Hücreler ayrışmış edilmiş ve birleştirilmiş sonra, bir Tripan mavi bir hücre porsiyonunun leke ölü hücrelere canlı bir oran sağlayacaktır. Tipik olarak, hücrelerin% 75-80 hasat işlemi kalması gereken ve kaplama için kullanılabilir. Tripan mavi boyama ayrıca bir hemasitometre üzerinde yapılan doğru bir hücre sayımı elde etmek için kullanılabilir. Uygulamada, bir zamanlar toplam hücre sayısı elde edilir, toplam% 20 ekleyin ve hücre ölümüne yaklaşık tutar hesaba kaplama için bu hücre sayısı kullanın. Yukarıda verilen protokole numaraları iyi bir starti olduğung noktası nöronların iyi yoğunlukları elde etmek. Nöron yoğunluğunda kaplama az çok düşükse kaplama yoğunluğu hücre popülasyonunun yayılması önemli bir değişken olduğu için, hücre büyümesi muhtemelen yeterli olmayacaktır. Hücreler B27/Neurobasal Besleme ortam ile her dört gün beslenir edilmelidir. Bu koşullar altında kolaylıkla nöronal büyüme kültüründe 10-14 gün gerçekleştirilebilir ve 80 hücre / mm 2 az olduğunda tohumlanmış kültür 30 gün nöronlar 2 dışarı yaymak için kullanılmıştır.

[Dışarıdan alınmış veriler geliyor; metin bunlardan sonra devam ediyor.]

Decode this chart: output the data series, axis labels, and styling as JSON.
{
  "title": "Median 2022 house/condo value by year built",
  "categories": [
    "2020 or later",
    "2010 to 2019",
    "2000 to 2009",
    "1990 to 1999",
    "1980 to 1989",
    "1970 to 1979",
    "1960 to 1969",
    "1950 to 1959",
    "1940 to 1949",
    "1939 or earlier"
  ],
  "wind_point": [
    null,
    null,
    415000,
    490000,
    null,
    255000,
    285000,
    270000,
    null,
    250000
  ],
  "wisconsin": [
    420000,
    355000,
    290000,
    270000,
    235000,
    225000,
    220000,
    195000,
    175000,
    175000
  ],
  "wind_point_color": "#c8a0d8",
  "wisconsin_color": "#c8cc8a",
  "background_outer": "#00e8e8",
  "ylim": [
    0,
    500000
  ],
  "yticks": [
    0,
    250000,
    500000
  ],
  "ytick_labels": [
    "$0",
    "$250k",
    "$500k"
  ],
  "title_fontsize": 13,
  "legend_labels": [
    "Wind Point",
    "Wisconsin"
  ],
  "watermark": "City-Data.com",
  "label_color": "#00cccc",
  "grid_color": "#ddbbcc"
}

Subscription Required. Please recommend JoVE to your librarian.
Disclosures
Çıkar çatışması ilan etti.
Acknowledgments
Bu yazının hazırlanmasındaki yardımlarından dolayı Dr Michael Wooten teşekkür ederim. Bu çalışma NIH 2RO1NS033661 (MWW) tarafından desteklenmiştir.
Materials
| Name | Company | Catalog Number | Comments |
| Rat Tail Collagen 1 | BD Biosciences | 354236 | |
| Poly-D-lysine Solution | Chemicon | A-003-E | |
| Hanks Balanced Salt Solution | Invitrogen | 14175-095 | |
| Trypsin Solution (1X) 0.25%, liquid | Invitrogen | 15050-065 | |
| NeuroBasal Medium (1X) liquid | Invitrogen | 21103-049 | |
| B27 Supplement (50X) liquid | Invitrogen | 17504-044 | |
| L-Glutamine 200 mM (100X) liquid | Invitrogen | 25030-149 | |
| Penicillin (10,000 units/ml) / Streptomycin (10,000 μg/ml) | Invitrogen | 15140-148 | |
| HI-Donor Horse Serum | Atlanta Biologicals | S12150H |
References
- Banker, G. A., Cowan, W. M. Rat hippocampal neurons in dispersed cell culture. Brain Res. 126, 397-442 (1977).
- Brewer, G. J. Serum-free B27/neurobasal medium supports differentiated growth of neurons from the striatum, substantia nigra, septum, cerebral cortex, cerebellum, and dentate gyrus. J. Neurosci. Res. 42, 674-683 (1995).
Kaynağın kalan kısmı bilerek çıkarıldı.